Un nouveau tournant du récit apparaît aux versets 15-18. Ici nous avons la rencontre attendue entre le prophète et le roi, à laquelle nous ont préparés les deux scènes précédentes (v. 5-9, 10-14). Et ici le lecteur est surpris : le prophète répète presque mot pour mot les paroles des prophètes rapportées au verset 6. Sa réponse peut être traduite littéralement ainsi : « Monte et triomphe ! Et l’Eternel livrera entre les mains du roi. » C’est une attitude gênante pour le lecteur, car Michée semble capituler, suivre la suggestion du messager et se comporter comme un des prophètes de cour. C’est tellement surprenant de la part de Michée que même Achab n’est pas satisfait et insiste pour obtenir la vérité.

C’est ici un point intéressant à relever. Pourquoi Achab n’a-t-il pas exigé cela des autres prophètes ? Une explication possible est que le roi était méfiant, compte tenu de ses expériences précédentes avec Michée. Il est également possible qu’il ait détecté un certain sarcasme dans la voix du prophète. Une autre possibilité est qu’il voulait entraîner Michée dans un piège.

Walsh discute longuement de l’étrangeté de cet échange. Bien que je ne suive pas son analyse, il saisit bien la double tension momentanée posée par le verset 16, où, d’une part, le prophète qui vient de déclarer sa fidélité absolue aux paroles de Yahvé semble prophétiser faussement et, d’autre part, le roi qui s’est montré plus intéressé par l’approbation de son projet que par la vérité exige tout à coup une parole de vérité plutôt que d’approbation16.

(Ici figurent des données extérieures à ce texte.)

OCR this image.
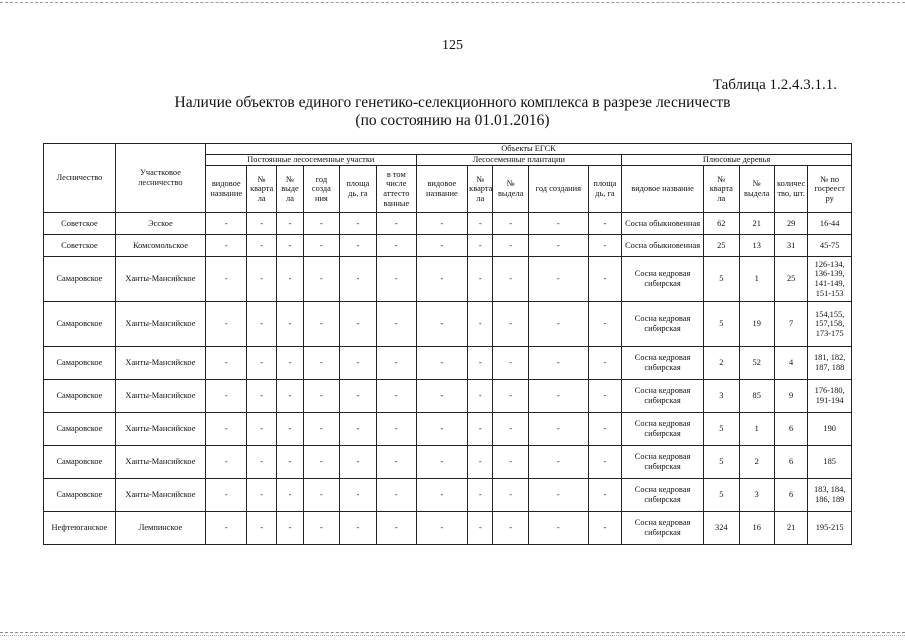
125
Таблица 1.2.4.3.1.1.
Наличие объектов единого генетико-селекционного комплекса в разрезе лесничеств
(по состоянию на 01.01.2016)
Лесничество	Участковое лесничество	Объекты ЕГСК															
		Постоянные лесосеменные участки						Лесосеменные плантации					Плюсовые деревья				
		видовое название	№ кварта ла	№ выде ла	год созда ния	площа дь, га	в том числе аттесто ванные	видовое название	№ кварта ла	№ выдела	год создания	площа дь, га	видовое название	№ кварта ла	№ выдела	количес тво, шт.	№ по госреест ру
Советское	Эсское	-	-	-	-	-	-	-	-	-	-	-	Сосна обыкновенная	62	21	29	16-44
Советское	Комсомольское	-	-	-	-	-	-	-	-	-	-	-	Сосна обыкновенная	25	13	31	45-75
Самаровское	Ханты-Мансийское	-	-	-	-	-	-	-	-	-	-	-	Сосна кедровая сибирская	5	1	25	126-134, 136-139, 141-149, 151-153
Самаровское	Ханты-Мансийское	-	-	-	-	-	-	-	-	-	-	-	Сосна кедровая сибирская	5	19	7	154,155, 157,158, 173-175
Самаровское	Ханты-Мансийское	-	-	-	-	-	-	-	-	-	-	-	Сосна кедровая сибирская	2	52	4	181, 182, 187, 188
Самаровское	Ханты-Мансийское	-	-	-	-	-	-	-	-	-	-	-	Сосна кедровая сибирская	3	85	9	176-180, 191-194
Самаровское	Ханты-Мансийское	-	-	-	-	-	-	-	-	-	-	-	Сосна кедровая сибирская	5	1	6	190
Самаровское	Ханты-Мансийское	-	-	-	-	-	-	-	-	-	-	-	Сосна кедровая сибирская	5	2	6	185
Самаровское	Ханты-Мансийское	-	-	-	-	-	-	-	-	-	-	-	Сосна кедровая сибирская	5	3	6	183, 184, 186, 189
Нефтеюганское	Лемпинское	-	-	-	-	-	-	-	-	-	-	-	Сосна кедровая сибирская	324	16	21	195-215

Moberly soutient qu’il s’agit d’un jeu où Michée utilise le sarcasme pour provoquer une réaction chez le roi. Cet échange implique un renversement temporaire des rôles : celui qui jusqu’ici n’a rien voulu d’autre que la confirmation de sa propre volonté revendique maintenant la hauteur morale et affirme qu’il ne veut rien de moins que la vérité de Dieu, alors que Michée apparaît comme celui qui s’est écarté de la vérité. Ainsi, Michée crée une situation où Achab lui-même confesse l’importance d’entendre les paroles réelles du Seigneur, ce qui jette un premier doute sur le message de ses propres prophètes17.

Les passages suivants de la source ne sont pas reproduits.